Ziekte van Bechterew

Algemeen

De ziekte van Bechterew is een vorm van artritis die zich vooral manifesteert ter hoogte van de ruggengraat. De meer wetenschappelijke naam is spondylitis ankylosans of spondylitis ankylopoëtica. De aandoening komt voor bij ongeveer 1 op 100 tot 200 personen. Mannen lijden gewoonlijk ernstiger onder de aandoening dan vrouwen. De ontstekingsverschijnselen steken meestal reeds op jong volwassen leeftijd de kop op.

Verschijnselen

Bechterew-artritis veroorzaakt pijn in rust (nachtelijke pijn) en uitgesproken ochtendstramheid, in eerste instantie ter hoogte van de ruggengraat (de lage rug, de zone tussen de schouderbladen of de nek). De arts kan vaststellen dat de beweeglijkheid van de rug verminderd is. Radiologie van de rug toont kenmerkende veranderingen: veranderingen op niveau van de heiligbeen-bekken gewrichten (sacroiliitis) of veranderingen van de wervels zelf, waarbij deze kunnen neigen om met elkaar te vergroeien.
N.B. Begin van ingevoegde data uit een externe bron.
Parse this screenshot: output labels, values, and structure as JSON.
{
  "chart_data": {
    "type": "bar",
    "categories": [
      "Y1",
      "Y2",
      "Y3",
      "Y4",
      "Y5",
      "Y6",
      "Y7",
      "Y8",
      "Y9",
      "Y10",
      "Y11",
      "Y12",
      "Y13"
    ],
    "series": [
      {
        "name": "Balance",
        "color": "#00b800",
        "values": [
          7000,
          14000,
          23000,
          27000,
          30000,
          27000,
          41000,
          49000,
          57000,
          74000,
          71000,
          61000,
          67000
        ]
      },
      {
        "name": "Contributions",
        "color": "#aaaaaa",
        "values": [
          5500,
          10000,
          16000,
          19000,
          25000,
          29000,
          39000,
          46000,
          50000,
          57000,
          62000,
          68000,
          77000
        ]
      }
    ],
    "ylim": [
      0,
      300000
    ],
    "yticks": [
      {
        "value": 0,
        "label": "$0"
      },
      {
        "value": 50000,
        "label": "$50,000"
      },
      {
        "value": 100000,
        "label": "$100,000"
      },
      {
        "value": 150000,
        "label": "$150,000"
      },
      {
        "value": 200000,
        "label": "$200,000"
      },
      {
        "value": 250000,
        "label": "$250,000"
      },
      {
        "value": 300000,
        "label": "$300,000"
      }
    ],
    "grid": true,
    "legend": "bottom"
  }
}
In een vroeg klachtenstadium kunnen de radiologische veranderingen nog zeer beperkt zijn (en zelfs moeilijk aantoonbaar).
Naast de aantasting van de wervelkolom kunnen nog andere symptomen optreden: een ontsteking van één of enkele gewrichten (artritis vaak ter hoogte van de onderste ledematen), een peesontsteking (tendinitis; voornamelijk rond de hiel), een oogontsteking (uveïtis) of darmontsteking (ileitis). Meestal is er een erfelijke voorbeschikking. Deze genetische factor staat bekend als HLA-B27.

Sommige andere vormen van artritis zijn nauw verwant met de ziekte van Bechterew. Ze behoren tot de groep van de spondylartropathieën (of spondylartritis). Het gaat ondermeer om bepaalde vormen van kinderreuma, artritis bij personen met psoriasis of artritis geassocieerd met chronische darmontsteking (ziekte van Crohn, colitis ulcerosa). Ook reactieve artritis, die kan volgen op een darminfectie of een infectie van de urinewegen, behoort tot deze groep.

Behandeling

De meeste mensen met Bechterew-artritis en variante vormen van spondylartropathie kunnen adequaat worden geholpen. Hiertoe gebruiken ze in de regel krachtige aspirine-achtige (niet-steroïdale) ontstekingsremmers, zoals piroxicam, meloxicam of andere. Essentieel is bovendien een goede kinesitherapeutische of fysiotherapeutische begeleiding, vooral om de neiging tot verstijving van de ruggengraat tegen te werken. Wanneer meerdere klassieke ontstekingsremmers onvoldoende impact hebben op de symptomen van pijn en stramheid, en indien de onderliggende ontsteking duidelijk actief is, kan anti-TNF therapie worden opgestart – meestal met een zeer goed resultaat.
In geval van artritis van perifere gewrichten (zoals heupen of knieën), kan behandeling met sulfasalazine nuttig zijn.